My interest in forecast evaluation (saying how good forecasts are) goes back to about 1998 when a ginormous El Nino was threatening California and Arizona with floods. My Masters thesis was on how water providers and emergency managers used those forecasts from September to say what might happen that coming winter.
I did long interviews with key people in Arizona. I went some strange places, particularly emergency management offices. I saw the "big board" at the state emergency center. They really do have black helicopters at the Phoenix bunker (yes, a bunker with zigzagged hallways set up for nuclear explosions).
Before the start of the winter, a late season Pacific hurricane came up the west cost and passed through Yuma and California/Arizona border. That hurricane, and the images of the raging floods during the most-recent-ginormous-El-Nino in 1983, were enough to put the fear of god in everybody. Seriously, I'd go into flood managers' offices and at reception they'd have a massive photo of roiling waves and houses washing away from 1983- you would think that would be fresh in their mind. It wasn't this picture, but this was the event:
Anyhow, you didn't want to be that guy that everybody warned but you didn't do anything and then it happened and jeepers, what do we even pay you for anyway?!?

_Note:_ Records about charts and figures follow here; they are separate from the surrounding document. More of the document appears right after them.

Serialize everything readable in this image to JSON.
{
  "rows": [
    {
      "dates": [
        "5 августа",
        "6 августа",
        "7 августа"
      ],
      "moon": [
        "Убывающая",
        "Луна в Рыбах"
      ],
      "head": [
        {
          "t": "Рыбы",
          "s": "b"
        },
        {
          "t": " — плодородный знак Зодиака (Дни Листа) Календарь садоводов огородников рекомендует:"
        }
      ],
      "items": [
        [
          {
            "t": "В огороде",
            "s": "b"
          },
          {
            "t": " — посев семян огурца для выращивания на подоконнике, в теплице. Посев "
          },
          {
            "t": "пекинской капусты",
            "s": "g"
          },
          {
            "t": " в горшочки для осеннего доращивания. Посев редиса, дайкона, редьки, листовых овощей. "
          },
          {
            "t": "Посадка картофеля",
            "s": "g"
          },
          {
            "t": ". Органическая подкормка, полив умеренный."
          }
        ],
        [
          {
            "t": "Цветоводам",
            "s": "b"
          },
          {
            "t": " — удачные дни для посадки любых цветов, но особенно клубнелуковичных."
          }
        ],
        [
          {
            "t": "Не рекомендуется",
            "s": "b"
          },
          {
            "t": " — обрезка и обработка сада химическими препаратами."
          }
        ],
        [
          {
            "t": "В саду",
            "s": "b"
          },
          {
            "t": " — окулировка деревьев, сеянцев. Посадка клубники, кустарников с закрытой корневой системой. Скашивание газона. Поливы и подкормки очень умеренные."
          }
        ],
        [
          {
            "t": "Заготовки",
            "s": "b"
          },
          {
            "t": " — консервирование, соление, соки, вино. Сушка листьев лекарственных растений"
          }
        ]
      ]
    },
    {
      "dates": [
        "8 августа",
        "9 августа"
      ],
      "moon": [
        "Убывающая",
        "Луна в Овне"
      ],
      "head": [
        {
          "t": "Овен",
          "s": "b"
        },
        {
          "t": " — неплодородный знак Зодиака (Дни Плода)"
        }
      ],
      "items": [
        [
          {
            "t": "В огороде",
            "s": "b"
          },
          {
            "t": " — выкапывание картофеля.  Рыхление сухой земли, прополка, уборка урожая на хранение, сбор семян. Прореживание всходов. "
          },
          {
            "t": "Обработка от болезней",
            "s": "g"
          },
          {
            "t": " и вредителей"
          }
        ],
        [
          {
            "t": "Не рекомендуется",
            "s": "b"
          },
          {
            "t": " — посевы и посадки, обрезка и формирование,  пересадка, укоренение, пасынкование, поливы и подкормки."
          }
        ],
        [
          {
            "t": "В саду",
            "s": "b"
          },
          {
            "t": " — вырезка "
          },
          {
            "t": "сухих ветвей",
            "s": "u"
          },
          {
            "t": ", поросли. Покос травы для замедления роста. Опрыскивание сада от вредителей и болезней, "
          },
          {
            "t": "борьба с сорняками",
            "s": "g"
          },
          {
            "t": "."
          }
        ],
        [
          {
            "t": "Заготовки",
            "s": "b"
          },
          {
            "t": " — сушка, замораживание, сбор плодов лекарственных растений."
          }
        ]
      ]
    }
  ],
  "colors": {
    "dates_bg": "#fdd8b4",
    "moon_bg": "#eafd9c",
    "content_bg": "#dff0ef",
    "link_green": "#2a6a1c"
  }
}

After the event, many people were wondering, there's small and medium El Ninos going on all the time, is this kind of warning something we could use all the time? How good are the forecasts? Will they ever bite us?
Well, it turns out, to a user, "how good are they" is a very complicated question that depends on where you are, what you do, how much risk you can handle and a host of other things. But for a forecaster, interestingly, there's only a few ways to be right and a few things to strive for to be good.
In my opinion, the best writer on "the goodness of forecasts" was Allan Murphy. I never met him, but in grad school my copy of his collected works was dog-eared and tattered. I hope to weave some of his ideas into my work this year.